Je ne pense pas pour autant qu’il faudrait leur enseigner l’histoire ou la mémoire des quinze nationalités qui se retrouvent dans cette classe. On doit leur apprendre une histoire de la culture dominante, celle du pays où l’on se trouve, mais de manière critique, c’est-à-dire où l’on n’identifie aucune nation avec le Bien ou le Mal. […]

Comment expliquez-vous ce qui apparaît comme une déprime collective française ?

[…]

Pourtant, les attentats et le retour du tragique de l’Histoire sur notre sol ont bel et bien miné le quotidien de chacun… La France serait-elle une nation résiliente ?

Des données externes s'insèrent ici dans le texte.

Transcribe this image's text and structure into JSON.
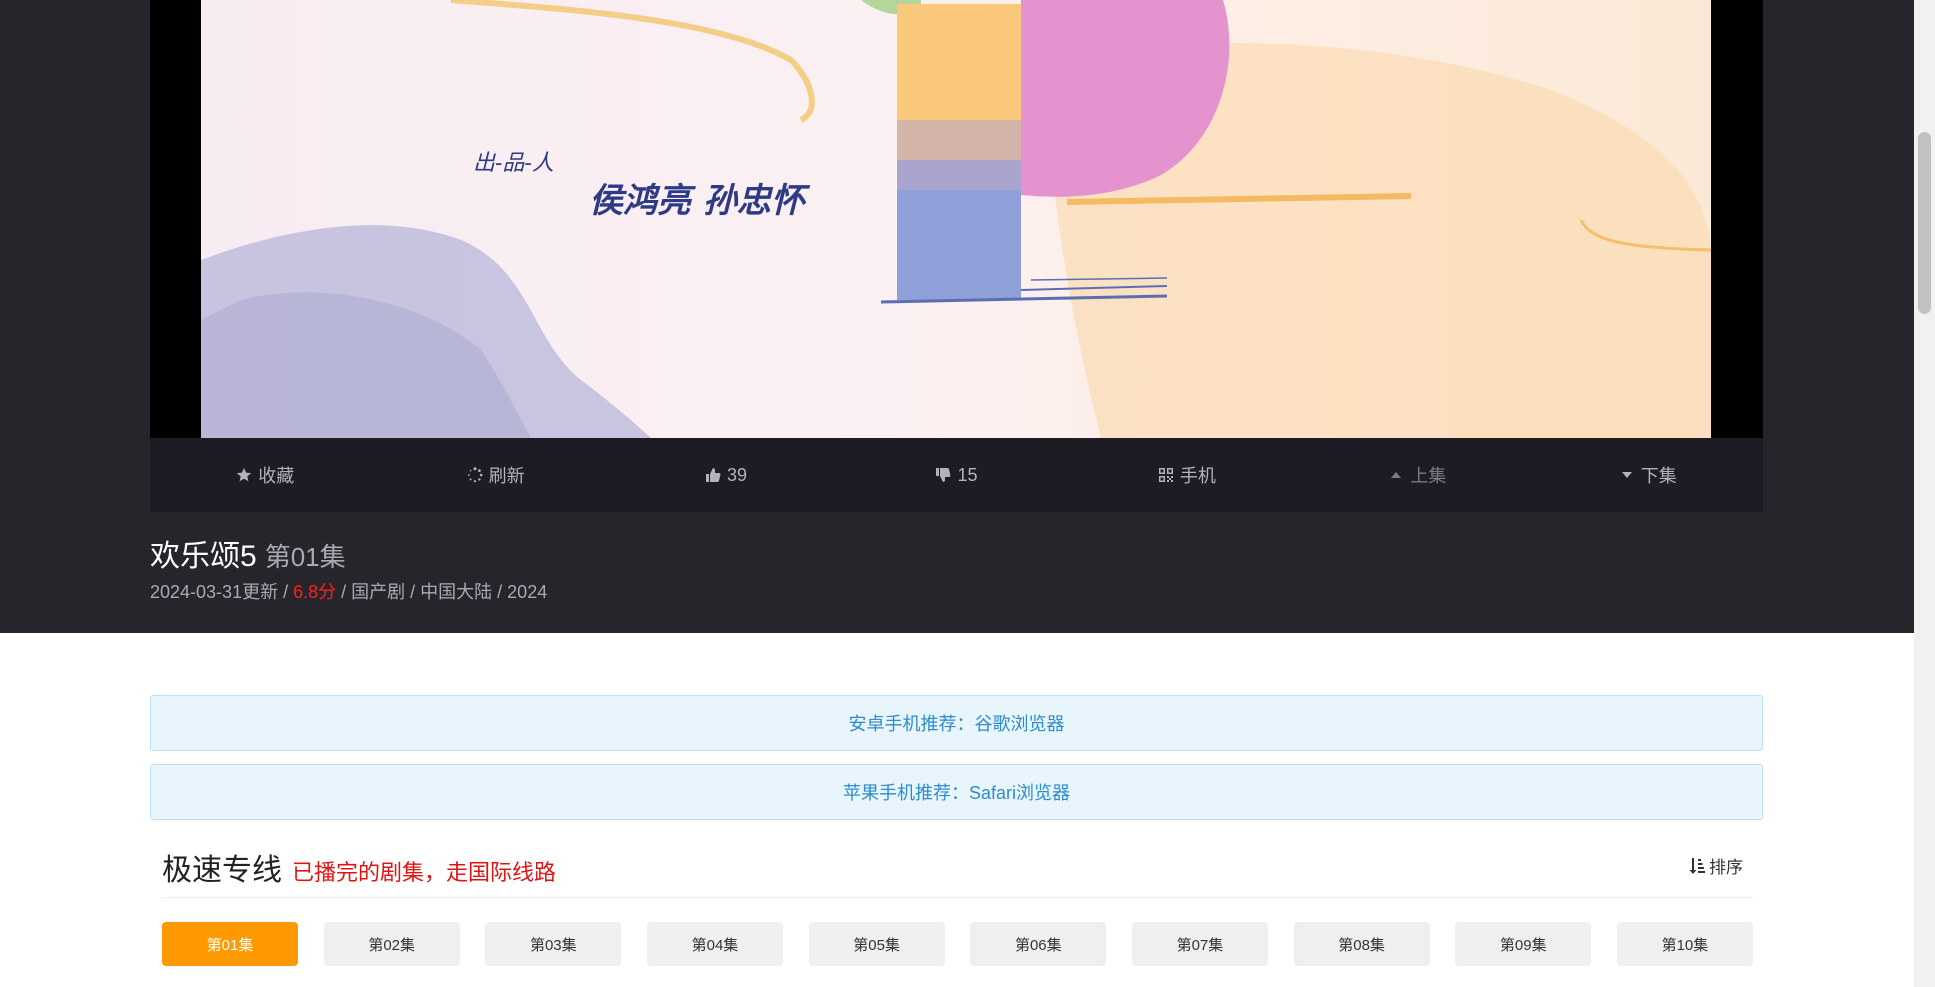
{
  "video": {
    "caption_role": "出-品-人",
    "caption_names": "侯鸿亮  孙忠怀"
  },
  "controls": [
    {
      "id": "favorite",
      "icon": "star-icon",
      "label": "收藏"
    },
    {
      "id": "refresh",
      "icon": "refresh-icon",
      "label": "刷新"
    },
    {
      "id": "like",
      "icon": "thumbs-up-icon",
      "label": "39"
    },
    {
      "id": "dislike",
      "icon": "thumbs-down-icon",
      "label": "15"
    },
    {
      "id": "mobile",
      "icon": "qrcode-icon",
      "label": "手机"
    },
    {
      "id": "prev",
      "icon": "caret-up-icon",
      "label": "上集"
    },
    {
      "id": "next",
      "icon": "caret-down-icon",
      "label": "下集"
    }
  ],
  "title": {
    "name": "欢乐颂5",
    "episode": "第01集"
  },
  "meta": {
    "updated": "2024-03-31更新",
    "score": "6.8分",
    "genre": "国产剧",
    "region": "中国大陆",
    "year": "2024",
    "separator": " / "
  },
  "tips": {
    "android": "安卓手机推荐：谷歌浏览器",
    "ios": "苹果手机推荐：Safari浏览器"
  },
  "playlist": {
    "title": "极速专线",
    "note": "已播完的剧集，走国际线路",
    "sort_label": "排序",
    "episodes": [
      "第01集",
      "第02集",
      "第03集",
      "第04集",
      "第05集",
      "第06集",
      "第07集",
      "第08集",
      "第09集",
      "第10集"
    ],
    "active_index": 0
  },
  "colors": {
    "accent": "#ff9900",
    "score": "#ff1f1f",
    "note": "#e11414",
    "tip_text": "#2c8ccc",
    "dark_bg": "#26252c"
  }
}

Boris Cyrulnik : La réaction aux attentats a été magnifique à Paris et honteuse à Nice. Les Parisiens et les Français se sont solidarisés pour signifier : « Nous ne nous soumettrons pas, mais nous ne nous vengerons pas. Ne nous laissons pas entraîner dans la spirale de la violence. » J’étais à Munich, le soir du Bataclan. Le lendemain, dans les rues, j’ai vu des manifestants de Pegida qui n’attendaient qu’un incident pour déclencher une ratonnade.

A Nice, quand les familles musulmanes ont voulu se rendre sur les lieux du massacre pour se recueillir, on leur a craché dessus en criant : « Rentrez chez vous, sales Arabes. » Or ils sont chez eux puisqu’ils sont Français.

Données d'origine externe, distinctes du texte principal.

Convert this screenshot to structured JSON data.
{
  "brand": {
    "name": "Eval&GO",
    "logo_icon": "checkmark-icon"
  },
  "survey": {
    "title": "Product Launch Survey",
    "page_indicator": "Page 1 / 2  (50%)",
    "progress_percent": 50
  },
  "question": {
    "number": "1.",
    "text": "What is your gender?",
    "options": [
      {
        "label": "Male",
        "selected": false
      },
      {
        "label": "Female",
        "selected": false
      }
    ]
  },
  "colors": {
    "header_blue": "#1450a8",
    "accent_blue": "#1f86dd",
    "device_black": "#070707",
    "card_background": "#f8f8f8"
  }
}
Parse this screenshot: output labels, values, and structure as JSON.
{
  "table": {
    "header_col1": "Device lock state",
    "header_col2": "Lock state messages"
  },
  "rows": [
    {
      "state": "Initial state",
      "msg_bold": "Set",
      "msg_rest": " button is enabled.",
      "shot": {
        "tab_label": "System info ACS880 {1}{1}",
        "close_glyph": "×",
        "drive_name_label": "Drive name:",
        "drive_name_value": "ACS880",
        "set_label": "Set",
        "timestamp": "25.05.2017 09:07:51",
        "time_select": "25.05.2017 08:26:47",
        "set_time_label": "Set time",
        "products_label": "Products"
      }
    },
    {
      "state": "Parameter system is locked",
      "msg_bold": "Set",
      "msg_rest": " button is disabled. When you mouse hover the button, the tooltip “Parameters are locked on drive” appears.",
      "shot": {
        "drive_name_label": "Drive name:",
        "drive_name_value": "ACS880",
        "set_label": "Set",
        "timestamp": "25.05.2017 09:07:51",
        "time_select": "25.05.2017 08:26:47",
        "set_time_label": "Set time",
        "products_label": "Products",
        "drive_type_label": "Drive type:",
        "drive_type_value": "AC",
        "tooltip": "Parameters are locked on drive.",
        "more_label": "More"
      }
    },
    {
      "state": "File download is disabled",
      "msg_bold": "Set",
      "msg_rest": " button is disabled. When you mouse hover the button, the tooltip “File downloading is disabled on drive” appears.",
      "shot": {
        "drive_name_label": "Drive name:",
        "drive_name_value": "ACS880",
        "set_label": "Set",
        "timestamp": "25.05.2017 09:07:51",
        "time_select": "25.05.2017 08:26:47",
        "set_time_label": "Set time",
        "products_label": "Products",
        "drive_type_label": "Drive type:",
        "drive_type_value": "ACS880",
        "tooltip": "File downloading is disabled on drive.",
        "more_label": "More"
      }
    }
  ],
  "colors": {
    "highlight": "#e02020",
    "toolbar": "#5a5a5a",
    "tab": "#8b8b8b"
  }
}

Par ailleurs, je ne comprends pas le mouvement de lutte contre l’islamophobie, qui fait des procès à ceux qui ont peur de l’islam et n’en fait pas aux assassins qui provoquent la peur de l’islam. Pour éviter les réactions racistes et s’opposer aux terroristes, il faut se rencontrer et parler. Plus on se rencontre, moins il y a de préjugés.